Na última sexta-feira, às 20 horas, o convidado foi o psiquiatra José Raimundo da Silva Lippi, professor do Departamento de Psiquiatria Infantil da Universidade Federal de Minas Gerais (UFMG) e presidente do Grupo de Estudos e Pesquisas em Autismo na Infância (Gepapi). Ele foi o primeiro pesquisador da América Latina que, ainda em 1975, publicou trabalho específico sobre depressão em crianças e adolescentes.
O estudo da depressão em crianças não é novo - há livros sobre o tema publicados ainda no século passado - mas apenas nas últimas décadas a preocupação com a doença gerou maior qualidade de análise e eficiência no tratamento. ‘‘A criança sempre foi considerada imune à depressão. Muito recentemente descobriu-se que ela era um ser em desenvolvimento, tanto na área física quanto emocional’’, aponta Lippi. Para o professor, o fator hereditário é muito importante para definir o perfil da criança que pode ou não desenvolver a depressão. Mas não é só: a influência do meio (família, escola, amigos) determina se a doença vai mesmo se manifestar, completando o canal entre os fatores biológicos, sociológicos e psicológicos.
O avanço da depressão, observada nos últimos anos em todo o mundo, está intimamente ligado ao desenvolvimento industrial e tecnológico. Essa evolução impôs um nível de competição muito alto na sociedade moderna, mesmo entre as crianças, aumentando o nível de stress. Muitas escolas, por exemplo, por insuficiência de vagas, promovem vestibulares para ‘‘filtrar’’ os melhores alunos. José Raimundo Lippi aponta que mesmo crianças de colo podem desenvolver a depressão. Os indícios podem ser observados no berço: ela fica deitada de barriga para baixo, com olhar perdido por muito tempo, não reagindo à presença de outras pessoas. ‘‘Encontramos esse comportamento na Febem. Você passava em frente da criança e é como ela não visse’’, aponta. ‘‘Se ela sobrevive, essas marcas podem permanecer.’’
O professor destaca, no entanto, que os sintomas de depressão não são encontrados apenas nas crianças abandonadas, na última camada da pirâmide social. Não é raro, ele diz, o filho de uma família muito rica passar o dia inteiro ‘‘das mãos de empregada para as mãos de babá e para as mãos de enfermeira’’. A criança não desenvolve, assim, vínculo com qualquer uma dessas pessoas, nem com os pais, e por isso se sente abandonada.
Saindo da fase do colo para a infância e adolescência, os sintomas observados em crianças depressivas também mudam e podem variam de caso para caso. Geralmente, as alterações de sono e apetite, as dificuldades na escola, a falta de concentração e o choro gratuito são características mais comuns. Se não receber tratamento de forma adequada, a doença se agrava e a pessoa pode começar a ter ideais mórbidos, como por exemplo não querer mais comer, dormir, e, finalmente, pensar em cometer o suicídio.
Quanto mais desenvolvida a sociedade, maior o número de suicídios entre adolescentes. Nos Estados Unidos, por exemplo, segundo dados da Organização Mundial da Saúde (OMS), estimava-se já há 20 anos que o suicídio provocava aproximadamente 5 mil mortes em adolescentes por ano. E a cada morte, ocorreriam entre 50 e 150 tentativas. Na mesma época, no Japão, para cada 100 mil habitantes na idade de 15 a 24 anos, ocorriam 16,5 suicídios.

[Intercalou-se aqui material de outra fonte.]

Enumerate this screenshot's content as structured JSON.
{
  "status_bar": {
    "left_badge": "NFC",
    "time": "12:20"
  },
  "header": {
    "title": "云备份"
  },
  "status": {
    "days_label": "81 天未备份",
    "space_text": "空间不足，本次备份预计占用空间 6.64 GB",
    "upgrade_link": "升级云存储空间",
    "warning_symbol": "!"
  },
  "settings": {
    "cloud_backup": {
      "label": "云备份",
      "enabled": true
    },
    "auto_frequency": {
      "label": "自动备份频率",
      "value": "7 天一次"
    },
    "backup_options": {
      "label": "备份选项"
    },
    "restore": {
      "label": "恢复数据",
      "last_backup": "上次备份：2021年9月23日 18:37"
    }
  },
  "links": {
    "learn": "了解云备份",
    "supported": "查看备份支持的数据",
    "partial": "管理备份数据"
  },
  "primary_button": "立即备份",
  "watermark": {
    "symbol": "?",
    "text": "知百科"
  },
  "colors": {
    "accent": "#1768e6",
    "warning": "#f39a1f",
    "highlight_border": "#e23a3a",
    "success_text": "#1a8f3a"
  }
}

José Raimundo Lippi falaria em Londrina, principalmente, para médicos pediatras. Ele acredita que esse profissional (ao lado dos professores, no caso de adolescentes) é o primeiro que pode identificar a doença e encaminhar a criança para tratamento adequado. Mas poucos - ele observa - hoje estão preparados para estudar os fenômenos não biológicos. Por isso não é raro, quando uma mãe leva o filho ao médico, que sejam tratados os problemas decorrentes da doença e não as causas da doença. ‘‘A ciência médica negligenciou muito nessa parte’’, aponta, lembrando que hoje já existem testes e escalas de avaliação da doença, com exames que completam o diagnóstico clínico.

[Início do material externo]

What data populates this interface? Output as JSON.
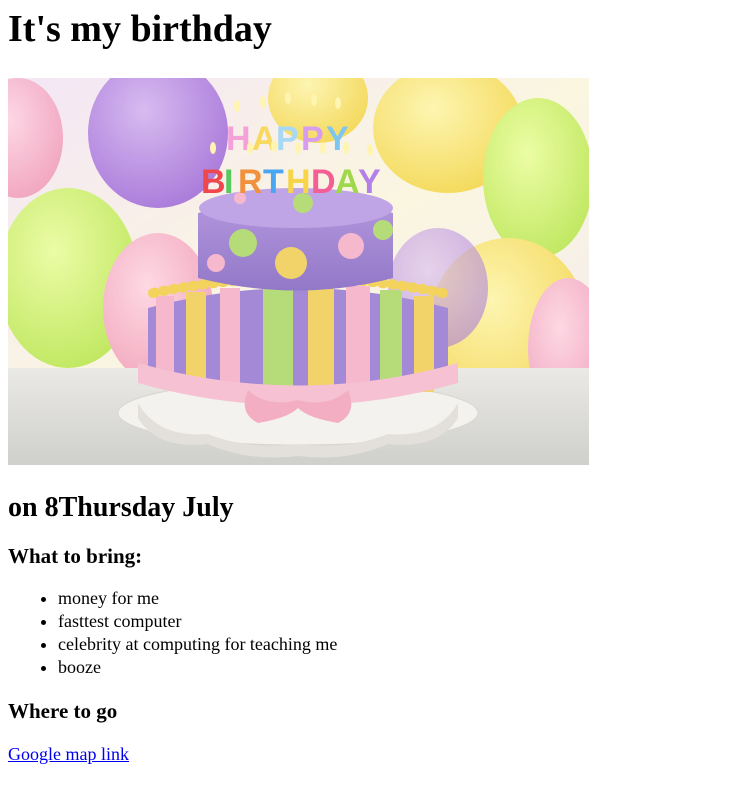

O tratamento para os casos de depressão é feito por uma associação entre remédios e terapias psicoterapêuticas. Hoje em dia, segundo o professor, já existem medicamentos antidepressivos usados com ótimos resultados em crianças. ‘‘Há casos em que a terapia só não resolve.’’ Quanto maiores os elementos hereditários, maior o comprometimento com os remédios. Já nos casos onde o grande problema está no meio, a intervenção psicoterapêutica (na criança, na família e às vezes até na escola) é mais eficiente.

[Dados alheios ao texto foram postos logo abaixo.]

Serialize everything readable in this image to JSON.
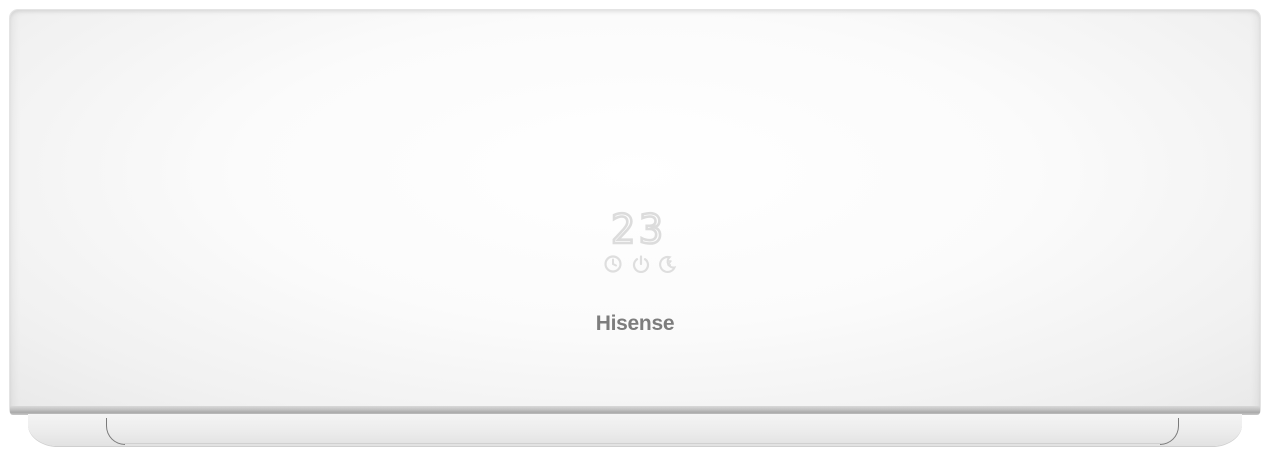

Além da depressão, José Lippi tem promovido - através do Gepapi - o desenvolvimento diversos trabalhos em torno da discussão do autismo. Dias 11, 12, 13 e 14 de dezembro, por exemplo, o grupo promove em Belo Horizonte o seminário internacional ‘‘Transtornos Autísticos no Ciclo da Vida’’. O seminário vai reunir especialistas do Brasil, Uruguai, Venezuela, Suécia, Itália, México e Estados Unidos. Maiores informações podem ser conseguidas pelo fone (031) 344.8177.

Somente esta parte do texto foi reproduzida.